New Light on the Dawn: a new perspective on the Neolithic Revolution - Rhind lectures 2009

New Light on the Dawn: a new perspective on the Neolithic Revolution

An excellent series of talks given by Trevor Watkins, speaking at the Rhind Lectures of 2009, in which he documents the extraordinary, yet still poorly understood cultural and symbolic changes in the Near East/Southwest Asia, that preceded agriculture and the associated domestication of cereals and selected fauna.

Not least of these changes in the way humans viewed and shaped the world around them was the invention of architecture, and the ways in which memory was both created and stored.

Not only were residential - and unfortified - villages constructed for the living, but special provision was made for the dead, whose remains were often incorporated into the very buildings inhabited by the living. This variously involved remains being put into the original foundations, stored beneath the floor, or deposited at the end of a building's life, whereupon the structure itself might on occasion be burnt or buried.

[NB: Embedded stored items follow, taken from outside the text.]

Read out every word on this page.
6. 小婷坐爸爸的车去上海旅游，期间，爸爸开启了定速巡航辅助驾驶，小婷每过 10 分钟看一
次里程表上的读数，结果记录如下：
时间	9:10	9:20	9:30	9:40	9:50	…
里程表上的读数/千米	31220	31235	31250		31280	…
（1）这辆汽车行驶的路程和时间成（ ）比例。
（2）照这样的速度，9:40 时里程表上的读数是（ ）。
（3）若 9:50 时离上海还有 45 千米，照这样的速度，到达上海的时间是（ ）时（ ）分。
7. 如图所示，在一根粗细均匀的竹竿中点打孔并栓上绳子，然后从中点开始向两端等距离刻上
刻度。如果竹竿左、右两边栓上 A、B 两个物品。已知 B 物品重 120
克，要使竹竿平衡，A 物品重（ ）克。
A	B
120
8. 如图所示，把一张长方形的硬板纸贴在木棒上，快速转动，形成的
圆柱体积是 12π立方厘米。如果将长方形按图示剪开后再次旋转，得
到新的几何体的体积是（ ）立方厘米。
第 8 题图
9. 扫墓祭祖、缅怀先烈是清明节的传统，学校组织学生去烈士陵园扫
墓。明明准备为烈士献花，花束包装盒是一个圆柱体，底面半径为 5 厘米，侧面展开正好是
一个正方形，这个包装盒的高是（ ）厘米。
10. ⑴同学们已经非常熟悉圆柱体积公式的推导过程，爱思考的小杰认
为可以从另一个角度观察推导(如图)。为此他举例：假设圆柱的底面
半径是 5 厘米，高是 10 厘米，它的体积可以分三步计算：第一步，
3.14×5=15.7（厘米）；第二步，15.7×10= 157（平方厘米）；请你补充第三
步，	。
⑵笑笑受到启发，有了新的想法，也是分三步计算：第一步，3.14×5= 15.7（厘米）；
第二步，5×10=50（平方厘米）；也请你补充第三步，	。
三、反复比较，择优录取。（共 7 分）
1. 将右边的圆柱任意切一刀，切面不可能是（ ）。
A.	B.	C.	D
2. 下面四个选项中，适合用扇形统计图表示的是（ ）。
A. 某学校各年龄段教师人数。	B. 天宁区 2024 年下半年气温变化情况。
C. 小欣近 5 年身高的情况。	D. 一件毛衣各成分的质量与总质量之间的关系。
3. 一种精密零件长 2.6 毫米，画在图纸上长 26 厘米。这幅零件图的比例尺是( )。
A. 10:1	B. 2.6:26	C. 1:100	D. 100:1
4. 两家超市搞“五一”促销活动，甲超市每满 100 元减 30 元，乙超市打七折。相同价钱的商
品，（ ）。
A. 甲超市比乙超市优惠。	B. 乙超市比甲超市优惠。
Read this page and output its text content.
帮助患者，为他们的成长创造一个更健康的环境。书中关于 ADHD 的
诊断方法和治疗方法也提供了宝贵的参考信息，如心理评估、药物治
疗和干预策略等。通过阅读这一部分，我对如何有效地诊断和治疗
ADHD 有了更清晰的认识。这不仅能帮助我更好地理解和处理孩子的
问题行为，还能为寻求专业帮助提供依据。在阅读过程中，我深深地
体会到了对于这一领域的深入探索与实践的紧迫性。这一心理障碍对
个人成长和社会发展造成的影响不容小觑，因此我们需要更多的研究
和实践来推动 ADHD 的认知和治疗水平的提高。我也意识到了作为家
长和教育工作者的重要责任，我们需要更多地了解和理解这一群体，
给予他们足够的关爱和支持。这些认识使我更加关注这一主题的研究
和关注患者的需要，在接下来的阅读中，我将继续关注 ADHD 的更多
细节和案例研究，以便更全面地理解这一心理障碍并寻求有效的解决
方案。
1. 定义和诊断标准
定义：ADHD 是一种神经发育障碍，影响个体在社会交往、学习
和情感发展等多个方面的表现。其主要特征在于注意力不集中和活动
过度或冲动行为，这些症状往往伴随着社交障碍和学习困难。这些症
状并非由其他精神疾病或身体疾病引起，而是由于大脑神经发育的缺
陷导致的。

Additionally, great importance seems to have been attached to small public buildings, where communal activities of both practical and ritual types appear to have taken place - activities or modes of thought which may well have traced their roots much further back into prehistory, but were for the first time practiced in settlements that in some instances lasted hundreds of years.

For many decades of the 20th century, much thought and a great deal of writing was concerned with trying to work out why people discarded the hunter/gatherer or foraging lifestyle in favour of farming - but as archaeological research has progressed, the question has shifted to trying to fathom what set of factors caused humans living around 11,000-13,000 years ago to start living in permanent co-residence, whilst devoting no little effort to observing or acknowledging what they evidently perceived to be supernatural events and forces that had begun to pervade their consciousness - all the while continuing to rely on foraging as their primary method of food acquisition - cereals were to some extent exploited, but the road to domestication, whereby the seeds grew sufficiently large enough to make their harvesting practicable, was a process that took a good few hundred years.

It'll take a few hours to sit through the entire set of talks, but I can hardly imagine a better way of spending such time in pursuit of constructive viewing and listening - unless of course you happen to believe the world was magically created a few thousand years ago, in which case accounts of people living millennia beforehand will only make you feel slightly less good about things.